The Emotional Impact of a Child’s Diagnosis

The emotional impact of a child’s diagnosis can affect the entire family. In Season 2, Episode 9 of Centering Kids: Advice from the Experts at The Florida Center for Early Childhood, host Merab Favorite interviews Gigi Gillis and Kaitlyn Aland, two parents who are raising children with exceptionalities. The moms explain their emotional journey after receiving the news that their children have life-long disabilities.  Tamra Cajo, a licensed mental health counselor and director of The Florida Center’s Fetal Alcohol Spectrum Disorders clinic also provides insight into the many emotions parents feel after receiving their child’s diagnosis.

Gigi and her husband Justin struggled to have children. After undergoing in vitro fertilization, they finally had their miracle baby. But when he didn’t make eye contact with them or start talking like other children his age, they began to worry. When a group of doctors told Gigi her son was living with autism, she cried for hours.

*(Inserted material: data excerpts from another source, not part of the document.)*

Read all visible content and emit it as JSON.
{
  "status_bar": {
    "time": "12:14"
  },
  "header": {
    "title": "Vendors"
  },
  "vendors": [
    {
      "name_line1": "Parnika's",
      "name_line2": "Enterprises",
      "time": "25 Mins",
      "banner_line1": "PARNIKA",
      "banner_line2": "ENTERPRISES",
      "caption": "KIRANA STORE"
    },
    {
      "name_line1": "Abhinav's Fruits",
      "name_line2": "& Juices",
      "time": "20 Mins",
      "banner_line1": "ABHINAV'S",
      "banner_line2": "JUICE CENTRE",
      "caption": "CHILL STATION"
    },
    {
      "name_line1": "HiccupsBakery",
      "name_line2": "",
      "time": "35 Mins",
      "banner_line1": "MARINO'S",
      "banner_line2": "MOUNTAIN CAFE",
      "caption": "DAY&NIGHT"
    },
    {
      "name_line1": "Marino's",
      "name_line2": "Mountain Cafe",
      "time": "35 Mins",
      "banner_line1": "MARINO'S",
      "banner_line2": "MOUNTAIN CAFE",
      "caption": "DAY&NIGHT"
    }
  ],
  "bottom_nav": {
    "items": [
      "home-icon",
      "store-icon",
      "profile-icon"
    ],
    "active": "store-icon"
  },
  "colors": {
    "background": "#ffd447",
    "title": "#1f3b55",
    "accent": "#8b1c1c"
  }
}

“I cried feeling that I had done something wrong. I cried thinking my dreams for my son were gone and, why him? And then I looked at my perfect kid, I wiped my tears, and I started a plan to give him the best early intervention for him to be his best self. I actually realized after all my grief and denial that my amazing son before the diagnosis was the same amazing son after.”

The Emotional Impact of a Child's Diagnosis
Gigi Gillis and Kaitlyn Aland discuss their emotional journal and eventual acceptance of their children’s life-long diagnosis.

Kaitlyn, who was in her early 20s and was not planning to become pregnant, thought her lifestyle choices before knowing she was expecting might have contributed to her son having schizencephaly (even though there is no known cause). She went into a deep depression and sought outside help, but she gathered the strength to learn everything she could about the rare brain disorder. She is now an advocate, appearing in commercials, magazine articles, and audio programming to ensure more people are aware of the disorder.

Tamra Cajo, says that initially these types of feelings are completely normal, and allowing ourselves to experience them is a way to overcome them. As the episode continues, Merab takes listeners on a journey of different feelings,  as Gigi and Kaitlyn describe their experiences in this emotionally-charged episode of Centering Kids.